At least seven people were killed and another 25 were hurt in a sequence of crashes on Interstate 55 near New Orleans the day before that were brought on by a “superfog” of smoke from a marsh fire and deep fog.
Crews worked into Tuesday morning to clean up the wreckage of more than 150 vehicles. Several local schools were forced to suspend or delay classes on Tuesday morning due to hazardous driving conditions as tow trucks continued to remove debris off the freeway.
The Louisiana State Police said 158 automobiles were involved, and 25 people were hurt. They issued a warning Monday night that as first responders searched for victims and the smell of burned debris was still strongly present in the air, the death toll may rise.
Before 9 a.m., the crashes started. Sgt. Kate Stegall of the Louisiana State Police said there were numerous collisions over a one-mile stretch of the highway on Monday. According to Stegall, the route was anticipated to be blocked at least until Tuesday morning, when the bridge could be checked for damage.
Long stretches of vehicles, trucks, and tractor-trailers were badly damaged and burned by the collisions. Vehicles were burned, smashed, and stacked on top of one another. While others screamed for help, other people got out of their cars and stood by the side of the road or on the roofs of their vehicles to stare in shock at the catastrophe.
When Clarencia Patterson Reed, 46, and her wife and niece were traveling to Manchac, she observed people waving for her to stop. However, after she did, two more cars struck her car from the side and the back. Patterson Reed was able to get out of the car on her side, but her wife was trapped inside with a broken side and a damaged leg. She claimed that other people intervened to provide assistance.
“I just thank God,” she murmured. A few cars ahead of us, there was a casualty. Patterson Reed could see the row of totaled vehicles and hear more collisions happening. It was a boom.
All you could hear was crashing, not a boom, said Patterson Reed to The Times-Picayune/The New Orleans Advocate. Christopher Coll, another motorist, claimed that as he was braking, a pickup truck “drove up on top of my work trailer and took me for a ride.”
Coll heard the sounds of slamming cars and popping tires, and he could smell burning. He was able to escape by kicking open his passenger door, and he later assisted others by pushing one guy out of a car window.
Authorities claimed that while 25 individuals were sent to the hospital with injuries ranging from mild to critical, others sought out medical attention on their own. Gov. John Bel Edwards of Louisiana requested prayers on Monday “for those hurt and killed” and issued a request for blood donations to replace depleting supplies.
The elevated expressway, which travels above swamps and open water between Lake Pontchartrain and Lake Maurepas, has crashed cars on both its northbound and southbound lanes, according to overhead pictures posted by the Louisiana State Police on their Facebook page.
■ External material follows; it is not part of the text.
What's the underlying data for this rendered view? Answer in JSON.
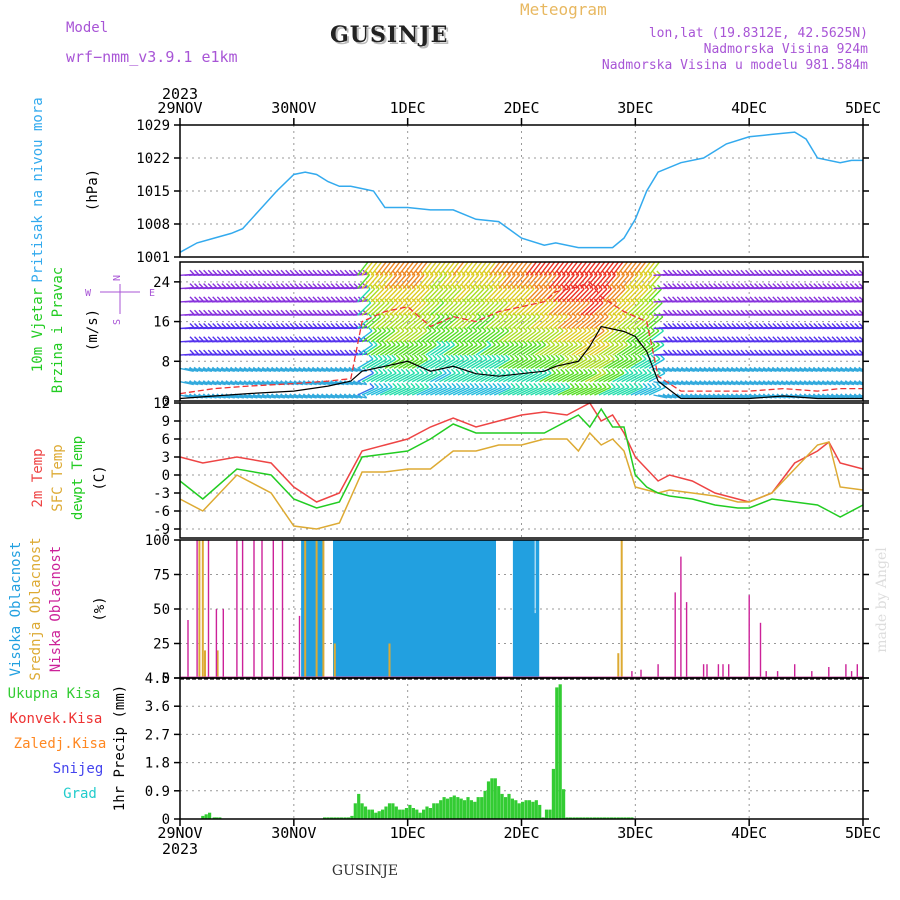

On I-55, there was a mile-long backup of traffic in both directions.
Parts of Interstate 10 and the 24-mile (39-kilometer) Lake Pontchartrain Causeway were occasionally closed as a result of the poor visibility.
To carry stranded drivers away from the scene of the accidents, school buses were called. State police reported to reporters at the site at noon that although one vehicle crossed the highway guardrail and sank into the water, the driver was unharmed.
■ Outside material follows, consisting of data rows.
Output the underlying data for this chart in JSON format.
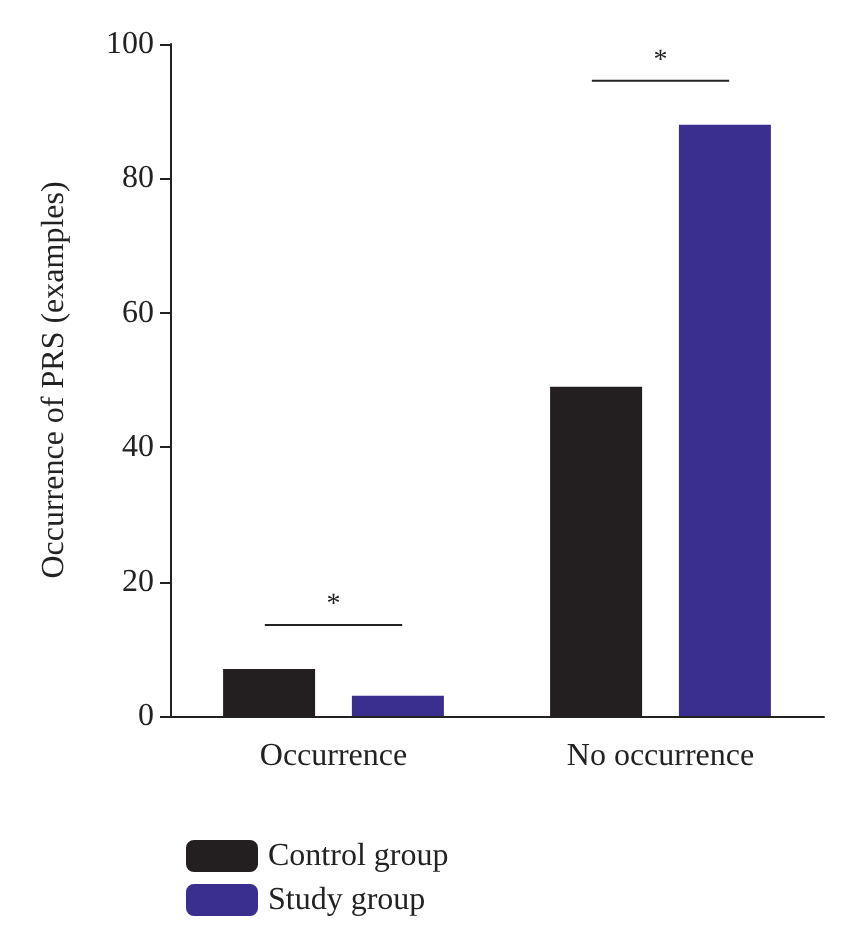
{
  "chart_data": {
    "type": "bar",
    "ylabel": "Occurrence of PRS (examples)",
    "categories": [
      "Occurrence",
      "No occurrence"
    ],
    "series": [
      {
        "name": "Control group",
        "color": "#231f20",
        "values": [
          7,
          49
        ]
      },
      {
        "name": "Study group",
        "color": "#3a2f8f",
        "values": [
          3,
          88
        ]
      }
    ],
    "ylim": [
      0,
      100
    ],
    "yticks": [
      0,
      20,
      40,
      60,
      80,
      100
    ],
    "grid": false,
    "legend": "bottom left",
    "annotations": [
      "*",
      "*"
    ]
  }
}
State troopers continued to “notify families and investigate the precise causes of the crashes” as of Monday afternoon, according to Louisiana State Police.
The last batch of vehicles was being removed by Tuesday morning, and surface cleanup work will then start, according to the authorities.
The area will stay blocked while the bridge is being inspected, according to the state police and the state’s transportation agency.
For parishes around the lakes Pontchartrain and Maurepas, the National Weather Service issued a strong fog advisory that would be in effect until Tuesday morning.